My publication 'Stubborn Weeds' explores how fashion can become an advocate for today’s back-to-the-land movement that REJECTS capitalism. Engaging in topics such as relocalising our food systems and developing a relationship with our food.
Sustainability is not enough. Sustain what? Our current existence? We must learn how to regenerate and replenish. My work therefore engages with this movement of self-sustenance by challenging the idea of what contemporary fashion should look like, adopting a more regenerative approach to styling and photography. Images have been styled using handmade pieces made from resources found in my own backyard or food itself, that can later be composted or made into a meal.
Inspired by the return of the Victory Garden, memories of my own home-steading childhood and intimate relationship with my garden sparked a desire for positive transformation. Witnessing not only the fragility of our food systems in the face of food shortages but the precarity of our own human vulnerability, I felt an instinctual desire to be more self-sustaining and in tune with the Earth’s natural rhythms.

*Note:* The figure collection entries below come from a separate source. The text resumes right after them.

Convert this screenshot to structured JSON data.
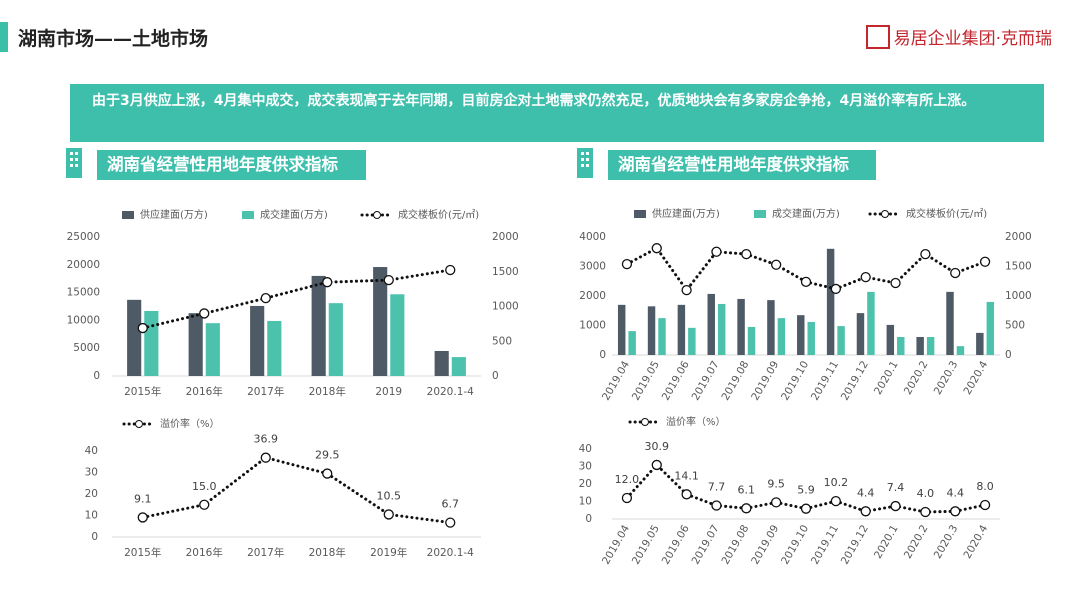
{
  "header": {
    "title": "湖南市场——土地市场",
    "logo": "易居企业集团·克而瑞"
  },
  "banner": "由于3月供应上涨，4月集中成交，成交表现高于去年同期，目前房企对土地需求仍然充足，优质地块会有多家房企争抢，4月溢价率有所上涨。",
  "panels": [
    {
      "title": "湖南省经营性用地年度供求指标"
    },
    {
      "title": "湖南省经营性用地年度供求指标"
    }
  ],
  "chart_data": [
    {
      "type": "combo",
      "categories": [
        "2015年",
        "2016年",
        "2017年",
        "2018年",
        "2019",
        "2020.1-4"
      ],
      "ylim": [
        0,
        25000
      ],
      "yticks": [
        0,
        5000,
        10000,
        15000,
        20000,
        25000
      ],
      "y2lim": [
        0,
        2000
      ],
      "y2ticks": [
        0,
        500,
        1000,
        1500,
        2000
      ],
      "series": [
        {
          "name": "供应建面(万方)",
          "type": "bar",
          "color": "#4e5a66",
          "values": [
            13700,
            11300,
            12600,
            18000,
            19600,
            4500
          ]
        },
        {
          "name": "成交建面(万方)",
          "type": "bar",
          "color": "#4cc2ad",
          "values": [
            11700,
            9500,
            9900,
            13100,
            14700,
            3400
          ]
        },
        {
          "name": "成交楼板价(元/㎡)",
          "type": "line",
          "axis": "y2",
          "color": "#111111",
          "values": [
            690,
            900,
            1120,
            1350,
            1380,
            1525
          ]
        }
      ]
    },
    {
      "type": "line",
      "categories": [
        "2015年",
        "2016年",
        "2017年",
        "2018年",
        "2019年",
        "2020.1-4"
      ],
      "ylim": [
        0,
        40
      ],
      "yticks": [
        0,
        10,
        20,
        30,
        40
      ],
      "series": [
        {
          "name": "溢价率（%）",
          "color": "#111111",
          "values": [
            9.1,
            15.0,
            36.9,
            29.5,
            10.5,
            6.7
          ],
          "value_labels": [
            "9.1",
            "15.0",
            "36.9",
            "29.5",
            "10.5",
            "6.7"
          ]
        }
      ]
    },
    {
      "type": "combo",
      "categories": [
        "2019.04",
        "2019.05",
        "2019.06",
        "2019.07",
        "2019.08",
        "2019.09",
        "2019.10",
        "2019.11",
        "2019.12",
        "2020.1",
        "2020.2",
        "2020.3",
        "2020.4"
      ],
      "ylim": [
        0,
        4000
      ],
      "yticks": [
        0,
        1000,
        2000,
        3000,
        4000
      ],
      "y2lim": [
        0,
        2000
      ],
      "y2ticks": [
        0,
        500,
        1000,
        1500,
        2000
      ],
      "series": [
        {
          "name": "供应建面(万方)",
          "type": "bar",
          "color": "#4e5a66",
          "values": [
            1700,
            1650,
            1700,
            2070,
            1900,
            1860,
            1350,
            3600,
            1420,
            1020,
            610,
            2140,
            750
          ]
        },
        {
          "name": "成交建面(万方)",
          "type": "bar",
          "color": "#4cc2ad",
          "values": [
            810,
            1250,
            920,
            1730,
            950,
            1250,
            1120,
            980,
            2140,
            610,
            610,
            300,
            1800
          ]
        },
        {
          "name": "成交楼板价(元/㎡)",
          "type": "line",
          "axis": "y2",
          "color": "#111111",
          "values": [
            1540,
            1810,
            1100,
            1750,
            1710,
            1530,
            1240,
            1120,
            1320,
            1220,
            1710,
            1390,
            1580
          ]
        }
      ]
    },
    {
      "type": "line",
      "categories": [
        "2019.04",
        "2019.05",
        "2019.06",
        "2019.07",
        "2019.08",
        "2019.09",
        "2019.10",
        "2019.11",
        "2019.12",
        "2020.1",
        "2020.2",
        "2020.3",
        "2020.4"
      ],
      "ylim": [
        0,
        40
      ],
      "yticks": [
        0,
        10,
        20,
        30,
        40
      ],
      "series": [
        {
          "name": "溢价率（%）",
          "color": "#111111",
          "values": [
            12.0,
            30.9,
            14.1,
            7.7,
            6.1,
            9.5,
            5.9,
            10.2,
            4.4,
            7.4,
            4.0,
            4.4,
            8.0
          ],
          "value_labels": [
            "12.0",
            "30.9",
            "14.1",
            "7.7",
            "6.1",
            "9.5",
            "5.9",
            "10.2",
            "4.4",
            "7.4",
            "4.0",
            "4.4",
            "8.0"
          ]
        }
      ]
    }
  ]
}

As we enter a time of critical change and renewal, I believe that powerful imagery and ‘Stubborn Weeds’ will enable people from different spaces to engage with this movement, helping us build a more democratic, more social, more collaborative and more respectful existence from the ground up.
My approach to styling celebrates finding value in food waste and other disregarded materials. From paper structures dyed using food scraps and natural dyes, to blowing hundreds of my chicken and goose eggs to embellish a skirt made from papier-mâché. Other looks include a neckpiece made from carrot tops, a crown made of goose feathers and a dress made from muscle shells. As the afterlife of an image and its by products are rarely thought about, I also wanted to highlight how I was finding solutions to any waste generated whilst creating these looks. Therefore, all leftover food that was used to style these images was made into a carrot pie and shared as a recipe page within my publication. The hand painted backdrops and graphic design and has also been derived from mark-making using vegetable waste and natural dyes - celebrating imperfections and inconsistencies.